- FOMC minutes enhance USD.
- German CPI beats estimates.
- Central bank divergence stays.
- Technical sample may result in additional EUR/USD draw back.
EURO FUNDAMENTAL BACKDROP
- Fast charge hikes
- Discount in bloated steadiness sheet
- Omicron indifference
EUR/USD ECONOMIC CALENDAR
German CPI (see calendar beneath) hit 5.3% for the December interval beating each forecasts as properly is the earlier print. Preliminary reactions have been barely bullish however comparatively muted due to the well-articulated steerage on charge hikes and tapering by the ECB in December 2021.
Later right this moment the ISM Non-Manufacturing PMI (DEC) launch is due and will maintain extra important insights into the U.S. economic system than the smaller manufacturing sector.

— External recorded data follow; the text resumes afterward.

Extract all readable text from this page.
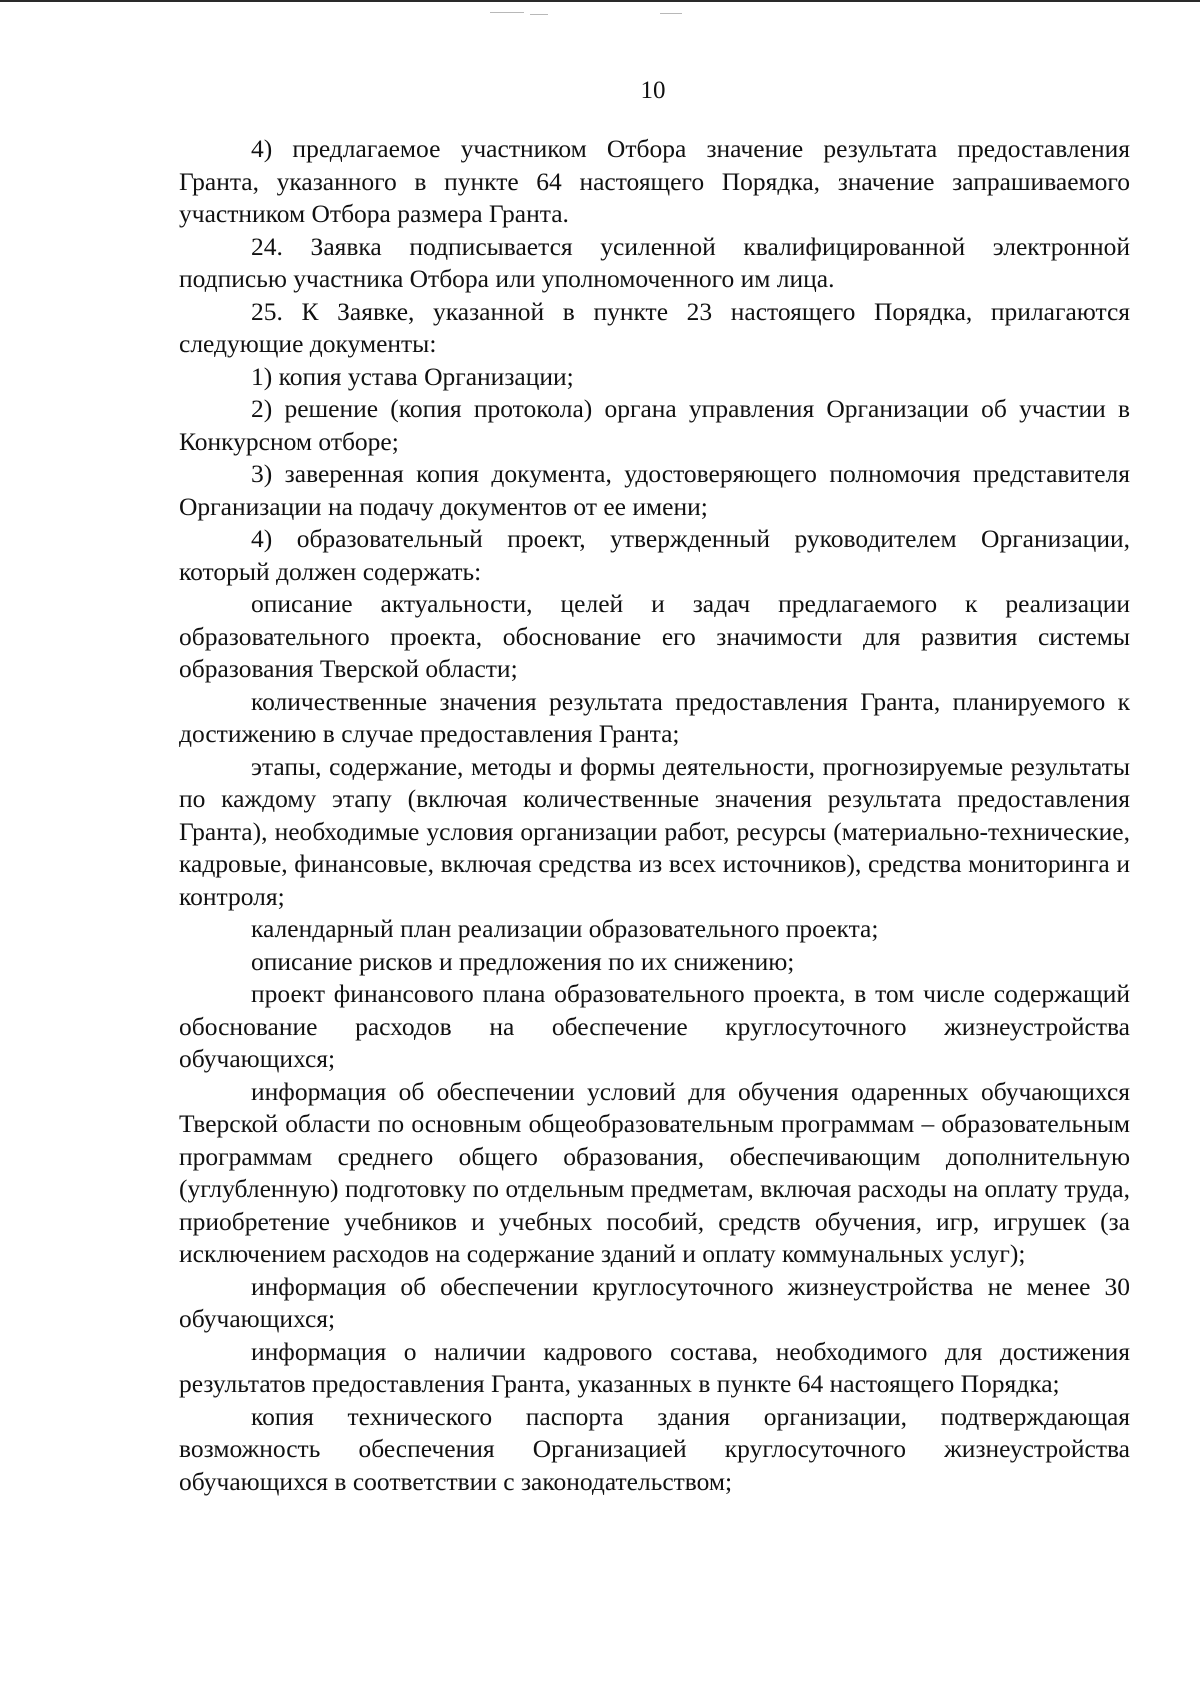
10

4) предлагаемое участником Отбора значение результата предоставления Гранта, указанного в пункте 64 настоящего Порядка, значение запрашиваемого участником Отбора размера Гранта.

24. Заявка подписывается усиленной квалифицированной электронной подписью участника Отбора или уполномоченного им лица.

25. К Заявке, указанной в пункте 23 настоящего Порядка, прилагаются следующие документы:

1) копия устава Организации;

2) решение (копия протокола) органа управления Организации об участии в Конкурсном отборе;

3) заверенная копия документа, удостоверяющего полномочия представителя Организации на подачу документов от ее имени;

4) образовательный проект, утвержденный руководителем Организации, который должен содержать:

описание актуальности, целей и задач предлагаемого к реализации образовательного проекта, обоснование его значимости для развития системы образования Тверской области;

количественные значения результата предоставления Гранта, планируемого к достижению в случае предоставления Гранта;

этапы, содержание, методы и формы деятельности, прогнозируемые результаты по каждому этапу (включая количественные значения результата предоставления Гранта), необходимые условия организации работ, ресурсы (материально-технические, кадровые, финансовые, включая средства из всех источников), средства мониторинга и контроля;

календарный план реализации образовательного проекта;

описание рисков и предложения по их снижению;

проект финансового плана образовательного проекта, в том числе содержащий обоснование расходов на обеспечение круглосуточного жизнеустройства обучающихся;

информация об обеспечении условий для обучения одаренных обучающихся Тверской области по основным общеобразовательным программам – образовательным программам среднего общего образования, обеспечивающим дополнительную (углубленную) подготовку по отдельным предметам, включая расходы на оплату труда, приобретение учебников и учебных пособий, средств обучения, игр, игрушек (за исключением расходов на содержание зданий и оплату коммунальных услуг);

информация об обеспечении круглосуточного жизнеустройства не менее 30 обучающихся;

информация о наличии кадрового состава, необходимого для достижения результатов предоставления Гранта, указанных в пункте 64 настоящего Порядка;

копия технического паспорта здания организации, подтверждающая возможность обеспечения Организацией круглосуточного жизнеустройства обучающихся в соответствии с законодательством;
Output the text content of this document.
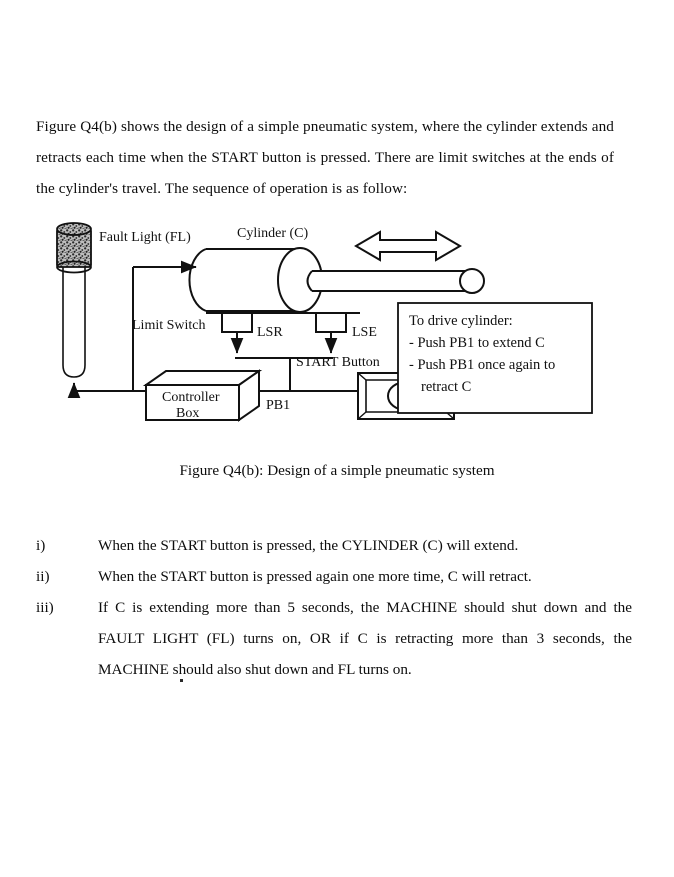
Figure Q4(b) shows the design of a simple pneumatic system, where the cylinder extends and retracts each time when the START button is pressed. There are limit switches at the ends of the cylinder's travel. The sequence of operation is as follow:

To drive cylinder:
- Push PB1 to extend C
- Push PB1 once again to
retract C
Fault Light (FL)	Cylinder (C)
Limit Switch	LSR	LSE
START Button
PB1
Controller
Box
Figure Q4(b): Design of a simple pneumatic system
i)	When the START button is pressed, the CYLINDER (C) will extend.
ii)	When the START button is pressed again one more time, C will retract.
iii)	If C is extending more than 5 seconds, the MACHINE should shut down and the FAULT LIGHT (FL) turns on, OR if C is retracting more than 3 seconds, the MACHINE should also shut down and FL turns on.
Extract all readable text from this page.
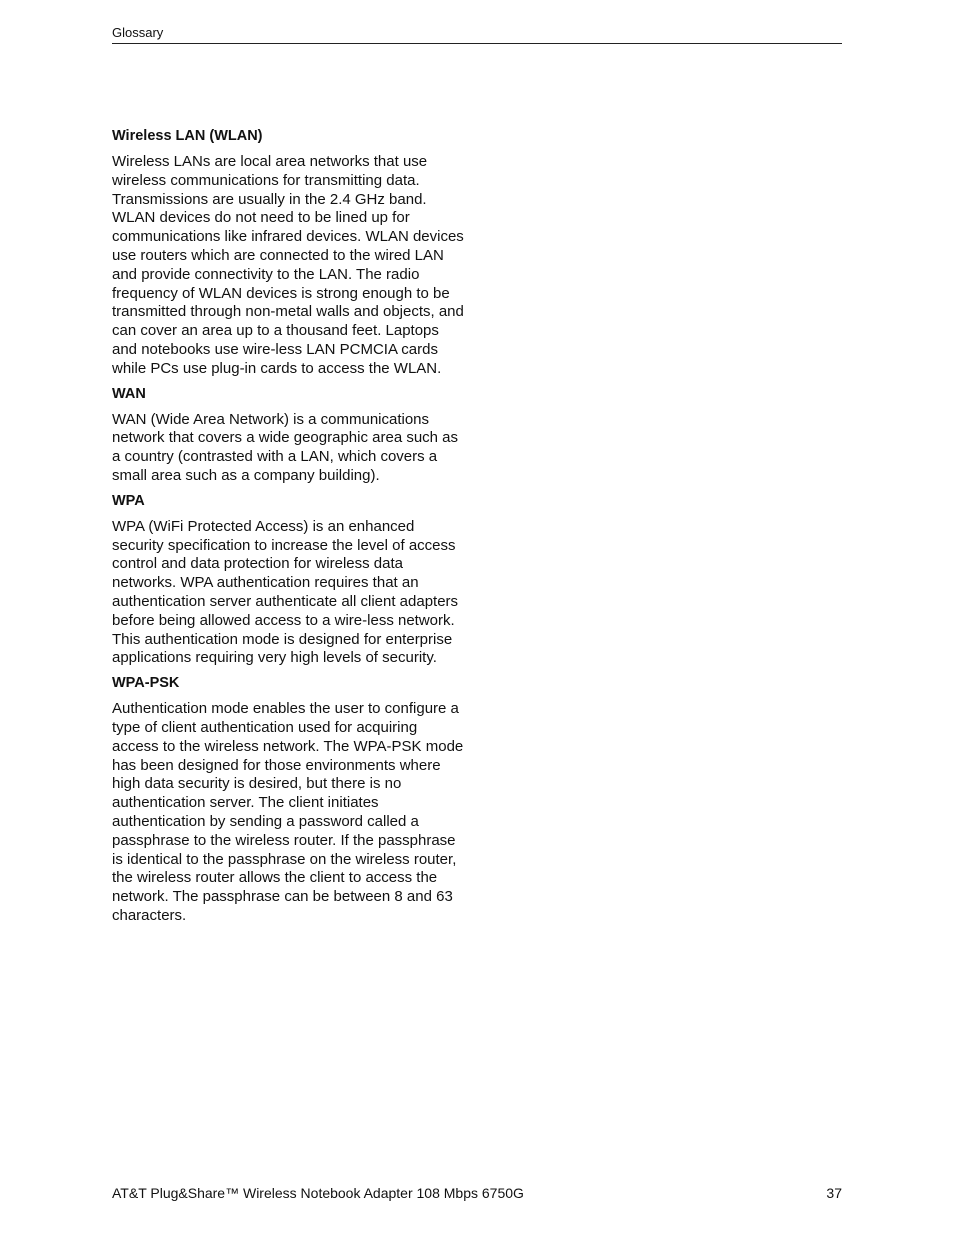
Glossary

Wireless LAN (WLAN)

Wireless LANs are local area networks that use wireless communications for transmitting data. Transmissions are usually in the 2.4 GHz band. WLAN devices do not need to be lined up for communications like infrared devices. WLAN devices use routers which are connected to the wired LAN and provide connectivity to the LAN. The radio frequency of WLAN devices is strong enough to be transmitted through non-metal walls and objects, and can cover an area up to a thousand feet. Laptops and notebooks use wire-less LAN PCMCIA cards while PCs use plug-in cards to access the WLAN.

WAN

WAN (Wide Area Network) is a communications network that covers a wide geographic area such as a country (contrasted with a LAN, which covers a small area such as a company building).

WPA

WPA (WiFi Protected Access) is an enhanced security specification to increase the level of access control and data protection for wireless data networks. WPA authentication requires that an authentication server authenticate all client adapters before being allowed access to a wire-less network. This authentication mode is designed for enterprise applications requiring very high levels of security.

WPA-PSK

Authentication mode enables the user to configure a type of client authentication used for acquiring access to the wireless network. The WPA-PSK mode has been designed for those environments where high data security is desired, but there is no authentication server. The client initiates authentication by sending a password called a passphrase to the wireless router. If the passphrase is identical to the passphrase on the wireless router, the wireless router allows the client to access the network. The passphrase can be between 8 and 63 characters.

AT&T Plug&Share™ Wireless Notebook Adapter 108 Mbps 6750G	37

Companies holds extra sway over the U.S. dollar and particularly, employment and value metrics (inflation).
Tomorrow’s NFP information ought to result in some foreign money volatility pre and post-announcement and should end in important value fluctuation ought to the print comply with within the footsteps of yesterday’s ADP numbers – though the connection between the 2 is tenuous at finest.
Supply: DailyFX Economic Calendar
EUR/USD TECHNICAL ANALYSIS
EUR/USD DAILY CHART
Chart ready by Warren Venketas, IG
Technically, every day EUR/USD price action displays a consolidatory sample since later November 2021. The sample resembles that of a rising wedge or bear flag; historically bearish continuation patterns. Ought to costs break beneath wedge/flag help (yellow), this can open up additional draw back in the direction of subsequent help ranges.
- Wedge/flag help
- 1.1186 (November swing low)
IG CLIENT SENTIMENT DATA POINTS TO SHORT-TERM UPSIDE
IGCS exhibits retail merchants are at the moment distinctly lengthy on EUR/USD, with 59% of merchants at the moment holding lengthy positions (as of this writing). At DailyFX we sometimes take a contrarian view to crowd sentiment and the very fact merchants are net-long is suggestive of a bearish inclination nonetheless, the latest internet adjustments in longs and shorts level to a bullish bias.